Но вот однажды, вернувшись поздно вечером с партийного собрания, Юрий Николаевич загадочно сказал мне:
– Кажется, у нас скоро будет новый, очень хороший сосед!
В ответ на мои любопытные расспросы он рассказал, что нынче на собрании выступил поэт-фронтовик Александр Яшин и с присущей ему прямотой заявил, что если Моссовет и советская власть – это одно и то же, то он против советской власти. Его заявление повергло всех в недоумение и ужас.

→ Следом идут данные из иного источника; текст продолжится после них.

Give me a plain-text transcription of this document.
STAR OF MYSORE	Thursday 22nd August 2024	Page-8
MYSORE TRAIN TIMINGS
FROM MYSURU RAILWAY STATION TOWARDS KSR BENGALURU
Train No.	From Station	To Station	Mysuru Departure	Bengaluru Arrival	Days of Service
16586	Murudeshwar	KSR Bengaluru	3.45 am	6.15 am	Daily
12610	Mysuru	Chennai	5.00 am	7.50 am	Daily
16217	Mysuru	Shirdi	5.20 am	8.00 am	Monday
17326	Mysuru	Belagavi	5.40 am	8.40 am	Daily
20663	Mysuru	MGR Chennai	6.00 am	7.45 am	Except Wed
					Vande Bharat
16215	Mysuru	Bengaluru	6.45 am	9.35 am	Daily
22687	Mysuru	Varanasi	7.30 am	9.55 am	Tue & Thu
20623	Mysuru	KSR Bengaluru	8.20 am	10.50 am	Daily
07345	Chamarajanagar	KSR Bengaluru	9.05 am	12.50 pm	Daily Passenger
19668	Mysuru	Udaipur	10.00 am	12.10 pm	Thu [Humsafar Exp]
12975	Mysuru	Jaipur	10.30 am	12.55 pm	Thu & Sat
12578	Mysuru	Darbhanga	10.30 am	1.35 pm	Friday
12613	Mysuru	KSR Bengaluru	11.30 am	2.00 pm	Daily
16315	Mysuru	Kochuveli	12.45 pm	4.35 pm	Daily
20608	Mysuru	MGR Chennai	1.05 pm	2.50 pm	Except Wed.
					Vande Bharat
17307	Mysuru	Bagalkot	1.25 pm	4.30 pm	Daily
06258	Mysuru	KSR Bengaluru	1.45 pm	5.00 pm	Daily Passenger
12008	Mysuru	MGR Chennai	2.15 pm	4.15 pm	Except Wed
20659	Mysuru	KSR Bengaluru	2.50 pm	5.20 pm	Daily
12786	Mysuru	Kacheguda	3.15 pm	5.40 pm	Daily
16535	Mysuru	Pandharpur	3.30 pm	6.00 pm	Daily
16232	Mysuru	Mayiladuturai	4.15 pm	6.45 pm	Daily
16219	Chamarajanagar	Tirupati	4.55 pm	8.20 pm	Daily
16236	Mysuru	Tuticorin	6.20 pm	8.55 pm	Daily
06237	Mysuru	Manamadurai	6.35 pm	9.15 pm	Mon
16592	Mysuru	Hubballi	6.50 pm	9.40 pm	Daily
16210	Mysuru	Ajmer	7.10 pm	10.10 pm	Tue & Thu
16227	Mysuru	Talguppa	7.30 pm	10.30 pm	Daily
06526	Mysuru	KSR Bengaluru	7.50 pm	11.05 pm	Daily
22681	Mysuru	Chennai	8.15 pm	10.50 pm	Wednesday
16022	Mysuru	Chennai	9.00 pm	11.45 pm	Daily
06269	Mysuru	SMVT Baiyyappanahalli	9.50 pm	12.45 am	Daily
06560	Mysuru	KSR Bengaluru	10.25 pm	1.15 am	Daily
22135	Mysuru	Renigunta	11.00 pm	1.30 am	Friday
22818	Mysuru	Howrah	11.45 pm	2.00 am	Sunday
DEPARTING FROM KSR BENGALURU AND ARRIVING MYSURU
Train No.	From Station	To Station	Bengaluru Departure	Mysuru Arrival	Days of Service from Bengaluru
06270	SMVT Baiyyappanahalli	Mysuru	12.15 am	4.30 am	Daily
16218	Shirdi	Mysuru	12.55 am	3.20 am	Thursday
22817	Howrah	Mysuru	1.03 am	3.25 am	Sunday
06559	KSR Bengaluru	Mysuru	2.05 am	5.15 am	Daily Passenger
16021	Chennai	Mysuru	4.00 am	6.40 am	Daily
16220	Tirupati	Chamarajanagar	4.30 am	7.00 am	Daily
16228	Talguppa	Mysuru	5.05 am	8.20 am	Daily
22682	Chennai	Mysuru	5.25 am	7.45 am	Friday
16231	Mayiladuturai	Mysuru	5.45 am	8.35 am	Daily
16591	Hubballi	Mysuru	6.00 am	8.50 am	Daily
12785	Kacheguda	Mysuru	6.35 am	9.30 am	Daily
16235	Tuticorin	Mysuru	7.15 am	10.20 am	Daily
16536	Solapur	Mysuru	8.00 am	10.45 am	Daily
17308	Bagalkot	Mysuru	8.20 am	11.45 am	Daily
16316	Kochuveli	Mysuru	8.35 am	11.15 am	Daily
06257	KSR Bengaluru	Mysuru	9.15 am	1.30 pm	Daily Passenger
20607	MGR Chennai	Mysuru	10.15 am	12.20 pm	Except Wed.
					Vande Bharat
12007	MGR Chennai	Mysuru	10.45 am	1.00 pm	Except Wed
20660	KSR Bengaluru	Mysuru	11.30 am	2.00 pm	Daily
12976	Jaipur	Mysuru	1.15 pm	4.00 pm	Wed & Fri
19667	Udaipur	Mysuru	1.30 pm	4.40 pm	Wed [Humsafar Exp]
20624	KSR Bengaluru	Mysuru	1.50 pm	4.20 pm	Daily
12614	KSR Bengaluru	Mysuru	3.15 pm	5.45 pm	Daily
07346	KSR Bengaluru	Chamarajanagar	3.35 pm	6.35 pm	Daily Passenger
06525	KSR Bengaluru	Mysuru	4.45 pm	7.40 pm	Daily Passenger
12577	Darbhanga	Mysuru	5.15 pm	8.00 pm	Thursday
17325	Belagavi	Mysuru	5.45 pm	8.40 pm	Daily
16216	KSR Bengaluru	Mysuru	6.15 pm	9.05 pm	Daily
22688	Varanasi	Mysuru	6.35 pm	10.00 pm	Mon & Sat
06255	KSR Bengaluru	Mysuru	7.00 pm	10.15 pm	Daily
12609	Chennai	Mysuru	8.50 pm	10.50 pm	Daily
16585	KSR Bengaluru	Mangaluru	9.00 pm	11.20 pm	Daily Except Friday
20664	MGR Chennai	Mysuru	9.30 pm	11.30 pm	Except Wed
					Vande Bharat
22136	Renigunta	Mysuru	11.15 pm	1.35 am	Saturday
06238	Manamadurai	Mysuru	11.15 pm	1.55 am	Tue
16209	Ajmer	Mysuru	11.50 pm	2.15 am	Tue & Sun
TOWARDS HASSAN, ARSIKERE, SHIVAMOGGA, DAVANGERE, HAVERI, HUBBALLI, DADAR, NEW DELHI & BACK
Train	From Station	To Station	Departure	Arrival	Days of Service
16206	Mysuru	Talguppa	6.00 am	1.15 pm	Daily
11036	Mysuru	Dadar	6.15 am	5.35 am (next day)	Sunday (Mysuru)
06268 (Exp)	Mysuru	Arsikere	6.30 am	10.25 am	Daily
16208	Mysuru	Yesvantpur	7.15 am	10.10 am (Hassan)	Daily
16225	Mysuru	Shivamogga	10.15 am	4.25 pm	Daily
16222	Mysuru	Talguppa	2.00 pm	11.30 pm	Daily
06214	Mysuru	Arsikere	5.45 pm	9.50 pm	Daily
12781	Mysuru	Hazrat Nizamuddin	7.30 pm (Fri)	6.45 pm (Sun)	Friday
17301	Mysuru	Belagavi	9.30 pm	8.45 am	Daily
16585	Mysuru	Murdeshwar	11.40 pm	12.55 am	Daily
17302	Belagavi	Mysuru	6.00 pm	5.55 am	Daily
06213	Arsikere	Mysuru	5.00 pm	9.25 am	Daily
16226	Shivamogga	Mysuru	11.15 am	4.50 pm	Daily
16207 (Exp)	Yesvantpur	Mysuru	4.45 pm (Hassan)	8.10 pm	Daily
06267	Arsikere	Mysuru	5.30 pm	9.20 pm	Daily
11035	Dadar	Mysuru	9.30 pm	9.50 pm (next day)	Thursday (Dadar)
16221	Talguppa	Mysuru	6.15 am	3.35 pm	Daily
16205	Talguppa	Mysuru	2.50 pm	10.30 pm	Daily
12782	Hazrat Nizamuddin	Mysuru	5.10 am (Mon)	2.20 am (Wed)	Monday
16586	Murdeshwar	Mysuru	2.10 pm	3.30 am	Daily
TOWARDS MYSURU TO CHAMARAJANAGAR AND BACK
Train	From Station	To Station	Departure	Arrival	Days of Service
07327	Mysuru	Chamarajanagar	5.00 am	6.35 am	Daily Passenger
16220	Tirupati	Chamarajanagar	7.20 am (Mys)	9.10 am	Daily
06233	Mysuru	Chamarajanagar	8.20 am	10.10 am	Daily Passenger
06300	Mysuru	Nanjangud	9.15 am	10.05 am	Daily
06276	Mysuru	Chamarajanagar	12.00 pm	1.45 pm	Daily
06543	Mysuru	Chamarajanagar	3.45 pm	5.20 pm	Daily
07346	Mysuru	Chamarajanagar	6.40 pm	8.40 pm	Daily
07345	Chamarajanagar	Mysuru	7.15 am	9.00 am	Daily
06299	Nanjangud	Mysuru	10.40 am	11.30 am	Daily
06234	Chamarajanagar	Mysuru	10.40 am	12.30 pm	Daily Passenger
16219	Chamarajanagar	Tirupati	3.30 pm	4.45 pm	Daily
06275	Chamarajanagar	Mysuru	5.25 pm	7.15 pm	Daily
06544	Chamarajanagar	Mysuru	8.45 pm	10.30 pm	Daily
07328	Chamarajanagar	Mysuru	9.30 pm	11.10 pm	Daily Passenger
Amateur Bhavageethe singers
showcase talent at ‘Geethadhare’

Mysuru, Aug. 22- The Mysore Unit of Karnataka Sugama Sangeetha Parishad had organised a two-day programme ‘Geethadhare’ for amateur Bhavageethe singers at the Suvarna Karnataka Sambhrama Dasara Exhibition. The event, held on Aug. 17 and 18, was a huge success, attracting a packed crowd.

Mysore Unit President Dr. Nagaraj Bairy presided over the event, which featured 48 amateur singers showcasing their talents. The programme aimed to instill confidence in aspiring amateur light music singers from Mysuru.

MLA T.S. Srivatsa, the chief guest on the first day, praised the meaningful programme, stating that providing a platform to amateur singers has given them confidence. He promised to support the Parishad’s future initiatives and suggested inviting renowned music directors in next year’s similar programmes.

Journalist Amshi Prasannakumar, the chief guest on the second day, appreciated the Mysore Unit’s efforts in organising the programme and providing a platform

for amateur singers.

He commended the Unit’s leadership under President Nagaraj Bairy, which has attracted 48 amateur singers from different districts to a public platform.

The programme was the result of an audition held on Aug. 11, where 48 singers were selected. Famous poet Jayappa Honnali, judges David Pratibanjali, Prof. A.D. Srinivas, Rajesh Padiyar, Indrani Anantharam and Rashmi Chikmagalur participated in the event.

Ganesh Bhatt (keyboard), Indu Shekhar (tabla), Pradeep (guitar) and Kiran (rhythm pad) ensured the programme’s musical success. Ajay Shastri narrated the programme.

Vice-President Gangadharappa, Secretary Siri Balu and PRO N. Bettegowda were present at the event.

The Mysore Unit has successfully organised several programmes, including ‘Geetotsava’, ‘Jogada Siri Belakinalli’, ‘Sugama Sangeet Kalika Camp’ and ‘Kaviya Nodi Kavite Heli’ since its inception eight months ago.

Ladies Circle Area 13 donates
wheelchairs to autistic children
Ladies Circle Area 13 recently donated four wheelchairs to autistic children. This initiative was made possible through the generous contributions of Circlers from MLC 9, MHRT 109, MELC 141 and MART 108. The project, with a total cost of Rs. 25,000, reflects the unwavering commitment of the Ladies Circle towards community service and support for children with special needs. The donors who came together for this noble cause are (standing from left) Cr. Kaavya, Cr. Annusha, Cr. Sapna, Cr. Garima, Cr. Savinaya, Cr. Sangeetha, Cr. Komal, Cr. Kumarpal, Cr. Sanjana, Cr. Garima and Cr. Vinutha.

– «Я четыре года воевал, вернулся с войны с тяжелой эмфиземой легких, – говорил Яшин, – и вот с маленькой дочкой и женой, которая ждет второго ребенка, фактически оказался на улице. Я обращался во все инстанции, и никто мне не помог! В Моссовете я был восемьдесят шесть раз, да-да, восемьдесят шесть! И никаких результатов, даже ничего не обещают. Больше я так жить не могу…» – рассказывал мне Юрий Николаевич. Он помолчал и добавил: – Знаешь, я вспомнил, как и мы совсем недавно маялись по чужим комнатам, ожидая, что вот-вот возвратятся законные владельцы и выселят нас. Когда окончилось собрание, подошел я к Яшину, рассказал ему, что у нас на площадке пустая квартира. Въезжайте, говорю, а там разберемся! Неужели Союз писателей не отвоюет для вас эту квартиру? Не так уж она и хороша…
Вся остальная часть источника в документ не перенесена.